My kid knew when she was three, never eat anything that you haven’t paid for. Nor open any wrappers, etc.

If the store has a policy to prosecute all shoplifters, the manager may not have much discretion. Otherwise, I can see white people getting a pass with “Oh! I forgot.” while the brown people get arrested.

As for the issue of whether they actually had to be arrested. I worked as an assistant store manager at a chain drugstore for a couple of year (twenty-odd years ago). We had an “always prosecute” policy. The accused was always arrested and taken down to the police station for booking or released without charge. I don’t think shoplifiting is a “ticketable” offence in too many jurisdictions. The only time we turned a blind eye was if a little kid (say under 5) opened and ate a candy bar and the parent didn’t appear to sanction it. Anything more and you were risking your job. The company was extremely concerned about the (predominantly white) managers taking a different attitude toward white shoplifters and black/brown/yellow ones. This was in the Washington DC area, where racial politics was really poisonous at the time (think Mayor Barry)

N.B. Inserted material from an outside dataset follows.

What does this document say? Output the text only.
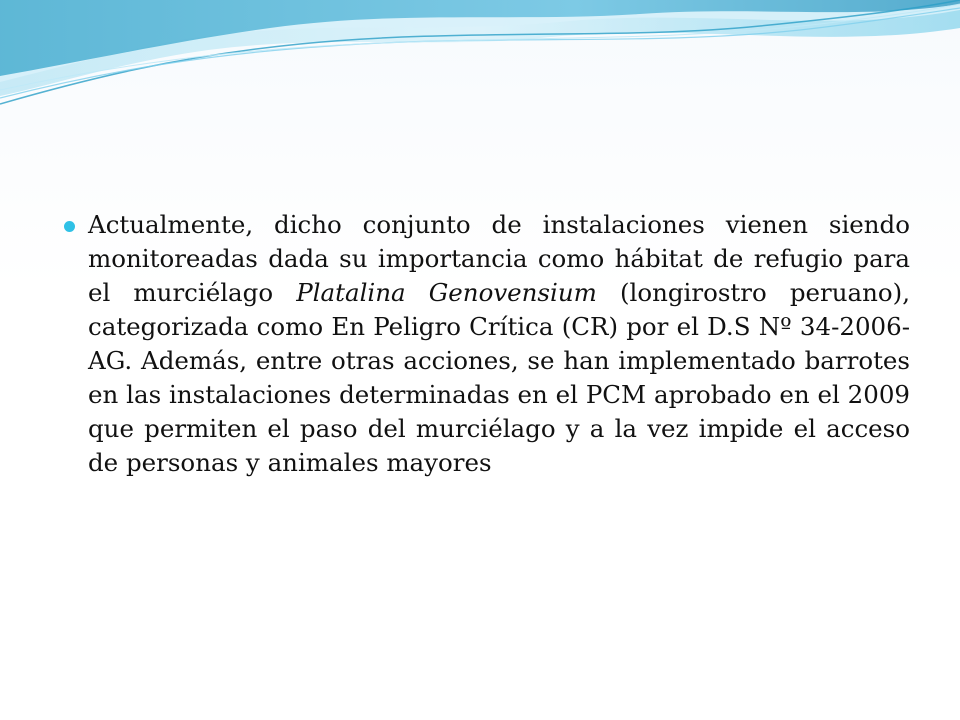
Actualmente, dicho conjunto de instalaciones vienen siendo monitoreadas dada su importancia como hábitat de refugio para el murciélago Platalina Genovensium (longirostro peruano), categorizada como En Peligro Crítica (CR) por el D.S Nº 34-2006-AG. Además, entre otras acciones, se han implementado barrotes en las instalaciones determinadas en el PCM aprobado en el 2009 que permiten el paso del murciélago y a la vez impide el acceso de personas y animales mayores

This incident is in Hawaii. Anyone who thinks that race relations in Hawaii are any less fraught hasn’t lived there.

Seems to me the cops are more to blame than the store. Did the cops have to arrest the couple?

I have to wonder, and this is just a wild guess, if the couple was treated differently because they had only recently moved to Hawaii (2 weeks prior). Had they been longtime residence, perhaps there would have been a more lenient atmosphere.

It wouldn’t occur to me either but on occasion I do see someone drinking out of a bottle of soda and paying on the way out. Hell, some grocery store baskets even have cup holders.

To my mind, that cup holder is for the drink that you bought elsewhere and are bringing into the store with you. I often use it for my Starbucks cup.